La Venere Nera nasce come uno degli strumenti più importanti della propaganda coloniale. I corpi delle ragazze africane, più o meno nude, erano il fulcro delle stampe periodiche a partire dal 1880, che volevano mostrare le imprese italiane in Africa: il possesso della donna era metafora della conquista della terra. Inoltre, la disuguaglianza del contesto coloniale si sposava molto bene con le disuguaglianze di genere: la donna nera era vista come l’apice dell’erotismo, docile, ma al tempo stesso pericolosa e primordiale.
In questa breve retrospettiva BRAVE vogliamo parlare di cosa ci racconta del nostro passato coloniale la figura della Venere Nera, dal Fascismo alla Blaxploitation
Il fascismo e la paura del meticciato
Con il fascismo cambia anche il ruolo della Venere Nera nel nostro immaginario. Le donne africane non erano più delle languide incantatrici, ma caricature. In alcune vignette o poster propagandistici apparivano prive di ogni caratteristica umana, e spesso paragonate a degli animali. La donna nera smette dunque di essere lo specchietto per le allodole dei colonialisti italiani, e viene dipinta come ridicola e pericolosa. Alle mogli italiane viene infatti consigliato di accompagnare i mariti nelle imprese coloniali e di abbandonare ogni velleità emancipatoria, per non farli cedere alle tentazioni. D’altra parte anche gli uomini vengono incitati a proteggere le loro donne dai possibili assalti degli indigeni (stereotipo arrivato fino ai giorni nostri).

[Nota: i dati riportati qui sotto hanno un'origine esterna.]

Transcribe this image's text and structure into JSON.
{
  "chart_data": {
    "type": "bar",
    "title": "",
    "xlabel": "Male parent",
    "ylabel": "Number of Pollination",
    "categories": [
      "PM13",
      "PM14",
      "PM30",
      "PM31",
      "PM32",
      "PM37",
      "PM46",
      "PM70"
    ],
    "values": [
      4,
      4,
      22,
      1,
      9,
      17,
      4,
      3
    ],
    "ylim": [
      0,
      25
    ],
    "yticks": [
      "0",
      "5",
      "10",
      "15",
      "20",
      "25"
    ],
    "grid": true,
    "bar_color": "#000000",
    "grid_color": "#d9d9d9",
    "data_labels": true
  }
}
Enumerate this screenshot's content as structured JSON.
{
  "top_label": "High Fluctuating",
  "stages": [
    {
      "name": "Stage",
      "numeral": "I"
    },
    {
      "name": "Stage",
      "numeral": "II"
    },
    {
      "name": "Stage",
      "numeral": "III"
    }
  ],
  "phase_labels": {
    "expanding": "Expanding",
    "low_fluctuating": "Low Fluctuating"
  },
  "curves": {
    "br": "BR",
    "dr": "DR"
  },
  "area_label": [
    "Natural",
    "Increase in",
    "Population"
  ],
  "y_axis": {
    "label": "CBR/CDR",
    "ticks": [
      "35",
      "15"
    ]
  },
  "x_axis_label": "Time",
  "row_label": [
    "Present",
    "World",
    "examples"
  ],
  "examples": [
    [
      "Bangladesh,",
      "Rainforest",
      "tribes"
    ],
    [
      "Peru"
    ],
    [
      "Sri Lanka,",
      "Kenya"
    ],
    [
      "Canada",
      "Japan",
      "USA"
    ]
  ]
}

Non è un caso che questa svalutazione coincida con le leggi razziali. Il “meticciato”, ovvero la nascita di una prole da una coppia “mista”, era infatti la peggior minaccia alla purezza della “razza” italiana.
Anni Settanta: femminismo e Blaxeploitation
Incontriamo nuovamente la Venere Nera grazie al genere Blaxeploitation, nato come sottogenere dell’exploitation (film con trame quasi assenti, e largo uso di nudità e violenza). Nel dizionario di cinema di Frank Beaver definisce la Blaxeploitation un genere di film commerciali degli anni ’70, destinati al pubblico afro-americano, in crescente aumento. Queste pellicole, erano ricche di stereotipi razzisti, ma con delle protagoniste femminili simili alle eroine di un film d’azione contemporaneo: sexy, indipendenti e coraggiose.
In Italia la situazione era un po’ diversa. Nel nostro paese il cinema era destinato principalmente agli uomini bianchi, dunque la rappresentazione della Blackness aveva come unica funzione quella di compiacere il pubblico maschile. Al tempo stesso, negli anni ’70 il femminismo inizia a prendere sempre più piede in Italia: la figura della donna cambia, esce dalle mura domestiche e inizia a mettere in discussione anche il ruolo del maschio. L’uomo ha quindi bisogno di ritrovare donne rassicuranti, docili e sexy: così esplode il cinema erotico italiano. Tanto più le donne progredivano nelle loro battaglie, tanto più volgari diventavano i film, riportando alla luce figure di donne ormai lontane: la Crocerossina, la Lolita o la Venere Nera. Il regista che più di ogni altro si dedicò a questo genere fu Luigi Scattini, con la sua musa, Zeudi Araya. La donna nera in questi film si proponeva in contrasto con la moglie occidentale, e riportava l’uomo a una sessualità più spontanea e rassicurante.
Che fine ha fatto la Blaxeploitation oggi?
Ben presto in America la Blaxeploitation raccolse molte polemiche dalla NAACP (Associazione Nazionale per il Progresso delle Persone di Colore) e da altre associazioni, per gli stereotipi che portava sullo schermo. Bisogna infatti ricordare che erano film diretti e scritti soprattutto da uomini bianchi. Il genere in America si spense grazie a queste polemiche. In Italia, invece, cambiò forma, passando da rappresentazioni di sessualità concilianti, a scenari più violenti e perturbanti. La Venere Nera smette dunque di essere un’alternativa alla donna italiana, per diventare anch’essa pericolosa. Così Il genere Blaxeploitation perse proggressivamente ragione d’esistere.
La vicenda della figura della Venere Nera è la chiara dimostrazione di quanto spesso la feticizzazione sia il riflesso di una forma di discriminazione. Se questo valeva negli anni ’70 per le donne nere, oggi potremmo dire lo stesso di tutte quelle donne che trovano spazio sulle categorie di Pornhub, ma non nella nostra vita quotidiana.